Citation L675453 (driving without license plate and insurance) is similar in that it shows no activity between the violation date (in 2001) and 2020 in the history file. However, this is a citation that was reported to OmniBase. The most recent date in the history file is identical to the cleared date in the omni table; however, the history entries for this citation do not list the date when the information was sent to OmniBase. This date is available in the omni file, in the SentDate field.
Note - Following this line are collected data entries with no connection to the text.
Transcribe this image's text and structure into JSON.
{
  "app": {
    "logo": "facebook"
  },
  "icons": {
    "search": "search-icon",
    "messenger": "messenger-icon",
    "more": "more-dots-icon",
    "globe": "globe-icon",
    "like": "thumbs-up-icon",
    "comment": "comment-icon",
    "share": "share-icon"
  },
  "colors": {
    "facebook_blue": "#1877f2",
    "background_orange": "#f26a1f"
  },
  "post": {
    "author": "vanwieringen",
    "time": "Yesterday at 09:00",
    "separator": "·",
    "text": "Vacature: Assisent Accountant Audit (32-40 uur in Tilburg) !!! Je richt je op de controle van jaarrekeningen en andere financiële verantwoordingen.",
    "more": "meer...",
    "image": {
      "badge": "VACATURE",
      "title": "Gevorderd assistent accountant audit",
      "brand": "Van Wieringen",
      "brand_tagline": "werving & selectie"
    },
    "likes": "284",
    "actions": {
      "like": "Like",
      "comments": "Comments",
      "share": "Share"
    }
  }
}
Finally, citation S854366 (from 2017, speeding), also shows 30 history entries. The case is resolved (dismissed after deferred disposition) within ~11 months, including OmniBase report and clearance. There is a small, likely normal due to administrative lag discrepancy between dates of sending an OmniBase report (12 April 2017 in the hostiry file, 21 April 2017 in the omni file) and OmniBase clearance (14 June 2017 in the history file, same in the omni file). The congruence betwene the dates, i addition to the greater ease of use, justified using the dates present in the omni file. Another consideration was that the omnibase reports and clearances are not uniformly recorded in the history file (variation in the strings and descriptions used).